One weird integral trick

it’s one of those that you spend pages of paper and hours messing with trig identities to solve 😂

iteerrex

For integrals, the best way to solve them is to know the answer.

Avighna

Yeah, as a university engineering student, I can say that a lot of the time, it feels like Math, Physics and Chemistry exams are less about how much you understand concepts, and more about how many weird and random tricks you know.

callmeandoru

A very useful answer. I'll try to remember it. I do like a good "+ c" at the end of my integrations.

angrytedtalks

just waiting for some Indian dude to tell me how easy this problem is

ZzSlumberzZ

you can expand 4 as 4(sin^2x + cos^2x) and split the integrals then do integration by parts and you end up with -cosx/(3+4sinx)

skazzyeahh

You can solve with integration by parts: notice that we can match the numerator to the denominator if we write 4 = 4(sin²x + cos²x), then numerator = sin x(3+4sin x) + 4cos²x and we can split the integral into two:
∫sin x/(3+4sin x) + ∫4cos²x/(3+4sin x)². Now we can set u = 1/(3+4sin x), du = -4cos x/(3+4sin x)²dx and v = cos x, dv = -sin x dx, the integral becomes -∫u dv - ∫ v du = - vu = -cos x/(3+4sin x)

panda-

I had to start this video in the shorts player, then close it and go to my history, then add it to my watch later playlist, then play it from there. After watching the ad, I was actually able to watch this content in the normal player! I wish YouTube had a setting for us to tell shorts to play in the regular player, but creators can also help by just posting these as regular videos!

mike.

Dividing by cos²x is probably the first and most common trick that is taught to JEE aspirants in India.

Explorinity

Very Challenging at first but then i remembered this app called photomath…

tylet

Actually for these type of problems there is always a tan sec relation

KM-omhm

I just got done with my studies and about to get relax and this short recommended me

kailuuu

The way I solved this is I sort of reversed the quotient rule for derivatives:

y = u/v
y' = (u'v - uv')/v²

I noticed that the denominator in the integral is squared therefore v = 3 + 4sinx

now all I have to do is find the value of u so that u'v - uv' is equal to the numerator inside the integral

u'(3 + 4sinx) - u(4cosx) = 3sinx + 4

I let u to be equal to cosx because of the cosine in the resulting equation


-3sinx-4sin²x-4cos²x = 3sinx+4
-3sinx-4 = 3sinx + 4

It's so close, the only difference is that the u should be negated therefore
u should be -cosx

therefore
the answer is equivalent to
-cosx/(3+4sinx) + C

and if you check the derivative you will see that it is indeed correct

matthewmanzanares

Currently in pre-calc/trig and am now less confident in my math abilities haha.

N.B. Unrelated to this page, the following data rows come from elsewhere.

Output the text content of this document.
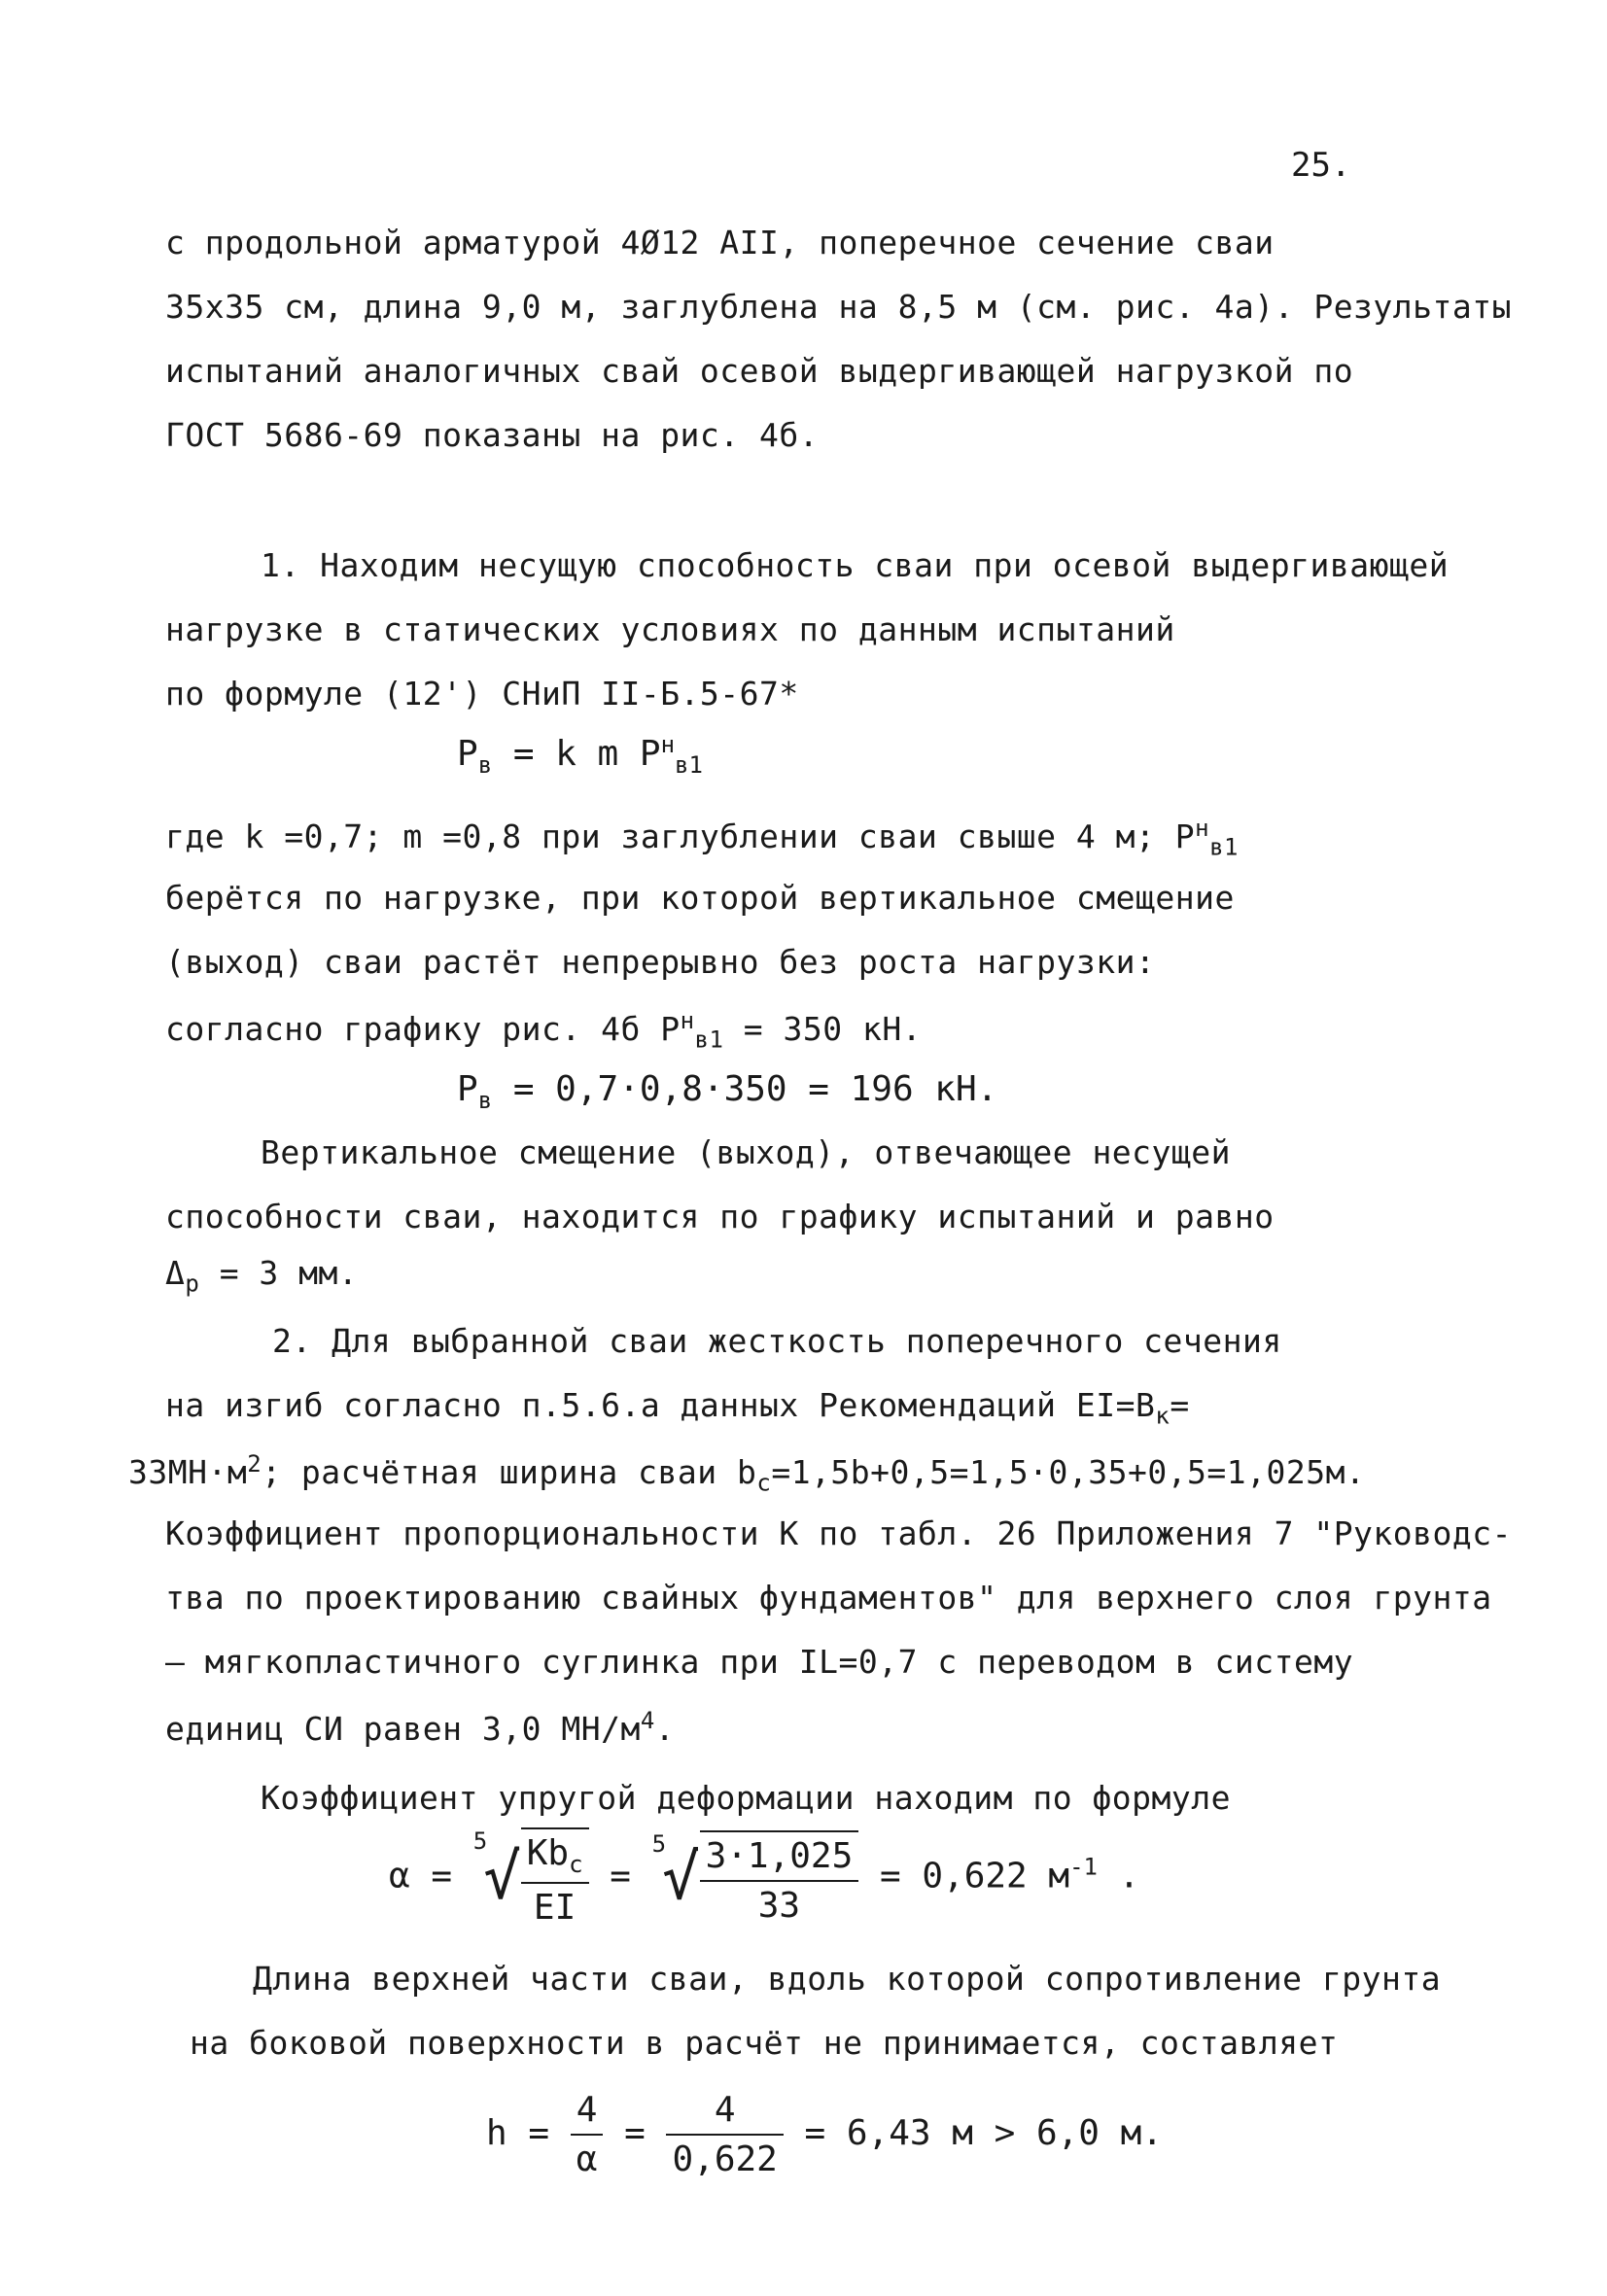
25.
с продольной арматурой 4Ø12 АII, поперечное сечение сваи
35х35 см, длина 9,0 м, заглублена на 8,5 м (см. рис. 4а). Результаты
испытаний аналогичных свай осевой выдергивающей нагрузкой по
ГОСТ 5686-69 показаны на рис. 4б.
1. Находим несущую способность сваи при осевой выдергивающей
нагрузке в статических условиях по данным испытаний
по формуле (12') СНиП II-Б.5-67*
$P_в = k$ m $P^н_{в1}$
где k =0,7; m =0,8 при заглублении сваи свыше 4 м; $P^н_{в1}$
берётся по нагрузке, при которой вертикальное смещение
(выход) сваи растёт непрерывно без роста нагрузки:
согласно графику рис. 4б $P^н_{в1} = 350$ кН.
$P_в = 0,7\cdot 0,8\cdot 350 = 196$ кН.
Вертикальное смещение (выход), отвечающее несущей
способности сваи, находится по графику испытаний и равно
$\Delta_р = 3$ мм.
2. Для выбранной сваи жесткость поперечного сечения
на изгиб согласно п.5.6.а данных Рекомендаций $EI=B_к=$
$33МН\cdot м^2$; расчётная ширина сваи $b_с=1,5b+0,5=1,5\cdot 0,35+0,5=1,025м$.
Коэффициент пропорциональности К по табл. 26 Приложения 7 "Руководс-
тва по проектированию свайных фундаментов" для верхнего слоя грунта
— мягкопластичного суглинка при IL=0,7 с переводом в систему
единиц СИ равен 3,0 $МН/м^4$.
Коэффициент упругой деформации находим по формуле
$\alpha = ^5√ \frac{Kb_с}{EI} = ^5√ \frac{3\cdot 1,025}{33} = 0,622$ $м^{-1}$ .
Длина верхней части сваи, вдоль которой сопротивление грунта
на боковой поверхности в расчёт не принимается, составляет
$h = \frac{4}{\alpha} = \frac{4}{0,622} = 6,43$ м > 6,0 м.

I’ll be there soon tho

pianopanda

1st- divide by cos²x in denomination and numerator.
2nd - then substitute 3secx+4tanx =t
then solve it it's easy.

shrikantgupta

YOUR HARDEST is just the starting problem of the test.

icelandic_mughal

This is definitely a problem I could've done when I was in calc BC, but definitely had me stumped now that it's been years since I had to do anything more than arithmetic lol

wooloosus

So multiply the top and bottom by something that allows the top to be the cancellation in a would be u-sub. I’m gonna create a bunch of cases for myself where this would happen. This kinda feels like almost perfect differential equations where you gotta multiply by x^m y^n or do the MyNx/N or NxMy/M trick for the integrating factor

darcash

When u do a lot of integrals, multiplying with sec^2/sec^2 is quite common, once u get used to it working out nicely its not such a weird trick

hellou

Unfortunately in India the math text book of 12th standard which introduces to integration is filled with these kind of problems.

No matter how many rules you apply you have to do some wierd thing which you have to remember for each problem (around 100) and in exams any of those can be asked.

There also is a rule that in exams they can't ask any sum outside of the textbook so only way to get good marks is by memorizing it like its a history textbook.

rahevar